Sept organisations professionnelles de médias (OPM) ont exprimé leurs inquiétudes sur les tendances répressives croissantes de la junte militaire à l’égard des médias. Dans une déclaration du 25 avril 2022, les OPM se disent préoccupées par de récents agissements des autorités qui menacent d’étouffer la liberté de la presse, la liberté d’expression, l’état de droit, voire la démocratie.
Le 24 janvier 2022, les militaires ont renversé le régime de président Roch Marc Christian Kaboré et suspendu la constitution du 11 juin 1991. Le coup d’état a été accueilli avec un enthousiasme de la part de la majorité de la population.
Toutefois depuis quelques mois, la junte pose un certain nombre d’actions qui pourraient laisser entrevoir une résolution éventuelle de tenir la liberté d’expression et la liberté de la presse en laisse.
Selon ladite déclaration du 25 avril 2022, une rencontre entre les responsables des médias et le Président de la république le 14 avril 2022 aurait donné l’impression aux professionnelles des médias que ces derniers étaient convoqués pour suivre un « cours de journalisme » et être réprimandés pour leurs reportages critiques envers le pouvoir. Pour ces derniers, « On n’a pas besoin de regarder dans une boule de cristal pour savoir que le Président Damiba n’apprécie pas ces ‘critiques’ et qu’il souhaite voir cela s’arrêter ».
Le 1er avril 2022, le Président Paul-Henri Sandaogo Damiba indiquait dans son discours à la nation du Faso que la détermination de la junte dans la lutte contre « l’insécurité et le terrorisme est indéfectible ».
Dans le cadre de sacrifices qu’il estime que toute la population du Burkina Faso devrait assumer collectivement, le président a déclaré 5 mesures fortes. Ces dernières comprennent entre autres, la restriction de « manifestations à caractère politique ou associatif de nature à perturber l’ordre publique ou à mobiliser les forces de sécurité dont la contribution serait plus opportune au front ».
« C’est le prix à payer pour sortir notre pays de l’ornière », a déclaré le Président du Faso dans le même discours.

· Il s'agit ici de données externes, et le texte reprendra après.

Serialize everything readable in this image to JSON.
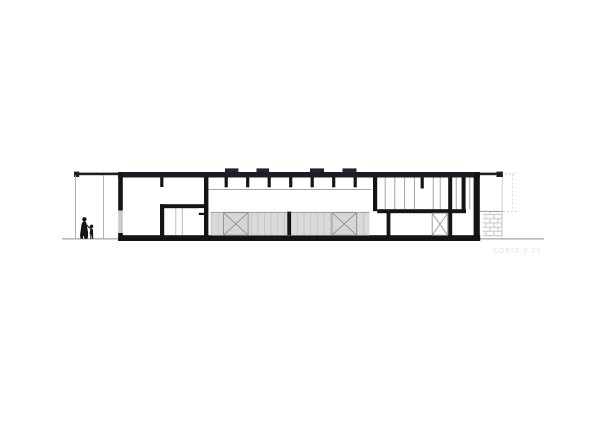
{
  "drawing": {
    "label": "CORTE 0.01",
    "colors": {
      "background": "#ffffff",
      "ink": "#141414",
      "roof": "#1d1d27",
      "panel_fill": "#dadada",
      "panel_stripe": "#c3c3c3",
      "detail_line": "#9a9a9a",
      "faint_line": "#c9c9c9",
      "wall_opening": "#c9c9c9",
      "ground": "#8f8f8f",
      "label_text": "#e3e3df"
    }
  }
}
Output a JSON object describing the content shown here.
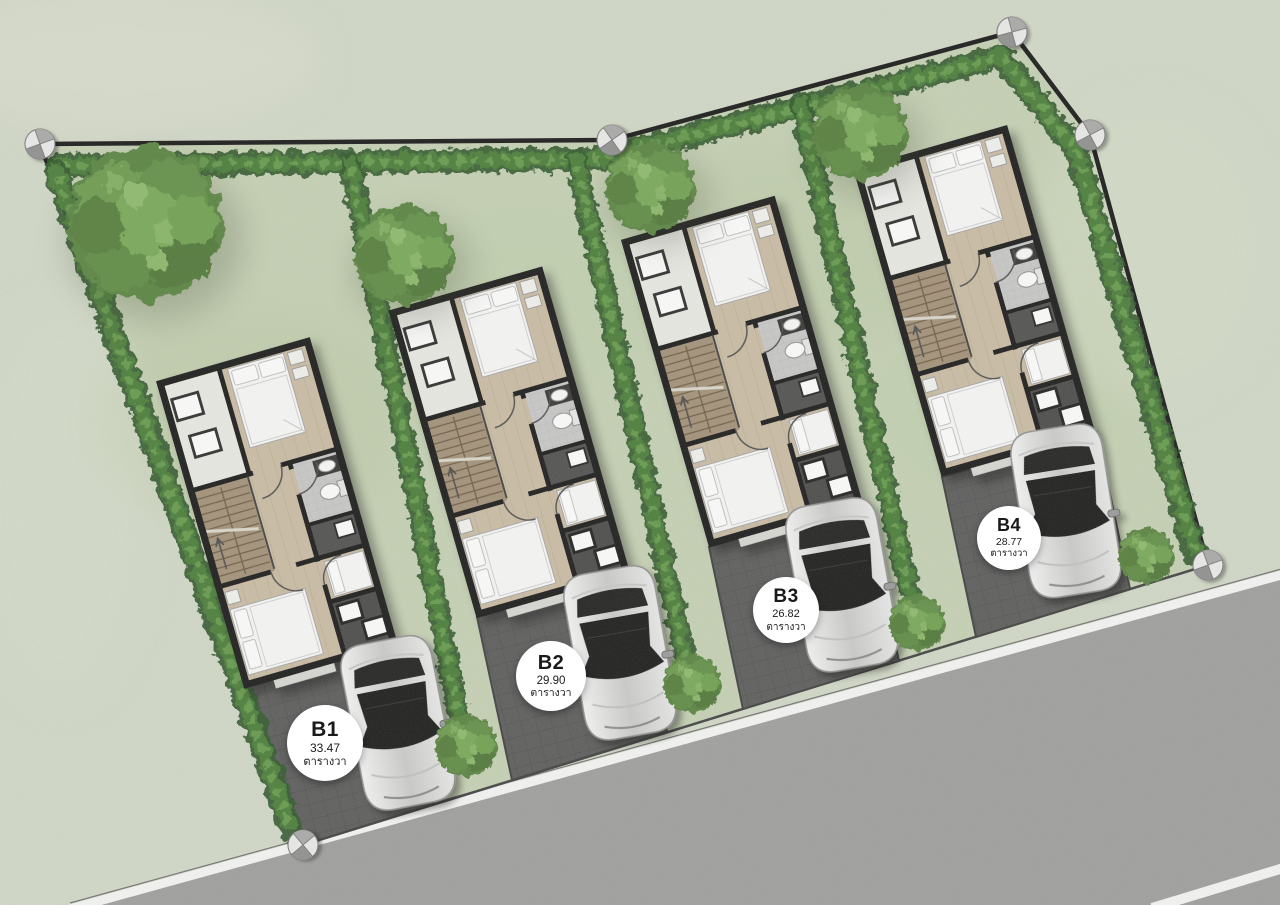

Le 18 mars 2022, à l’occasion du conseil des ministres, un garde du Président Paul-Henri Sandaogo Damiba a sommé des reporters du quotidien L’Observateur Paalga de ne pas prendre des images du Président. Les journalistes, qui ne sont aucunement opposés à l’injonction, ont davantage été déroutés lorsque plus tard, un membre de la sécurité les a poliment invités à effacer, en sa présence et sous sa surveillance, toutes leurs prises.
Le même jour, deux autres gardes de la sécurité du Lieutenant-colonel Paul-Henri Sandaogo Damiba se sont à nouveau rapprochées des journalistes pour vérifier qu’il n’y a aucune trace des photos préalablement supprimées. Ils ont tenu à fouiller les appareils, eux-mêmes, avant de permettre aux journalistes de s’en aller.
Le 15 mars 2022 le gouvernement a menacé dans un communiqué qu’il n’y aura pas « d’impunité » pour les « auteurs de publications et autres agissements à caractère subversif portant atteinte à l’ordre public, à la cohésion sociale et au moral des troupes ». Selon la junte, l’engagement et l’unité des Forces de défense et de sécurité dans la lutte anti-terroriste sont compromis par de fausses informations disséminées sur les réseaux sociaux.
Au regard de ces évènements, les OPM ont appelé « le Président Damiba et son gouvernement à lever toutes restrictions sur le travail des journalistes et à consolider la liberté d’expression et de la presse, qui, loin d’affaiblir un pouvoir, facilite la mobilisation autour de ses aspirations profondes ».
Elles ont également exhorté « les nouvelles autorités à travailler à mobiliser toutes les énergies contre le terrorisme plutôt qu’à se lancer dans la recherche et la stigmatisation de boucs émissaires ».
La Fondation des Médias pour l’Afrique de l’Ouest (MFWA) partage la préoccupation de la presse burkinabè par rapport aux tentatives de musèlement de la liberté d’expression dans ce pays. Nous exhortons le gouvernement du Burkina Faso à garantir le respect et la jouissance des libertés fondamentales dans le cadre des efforts pour l’édification d’un Burkina Faso démocratique et prospère.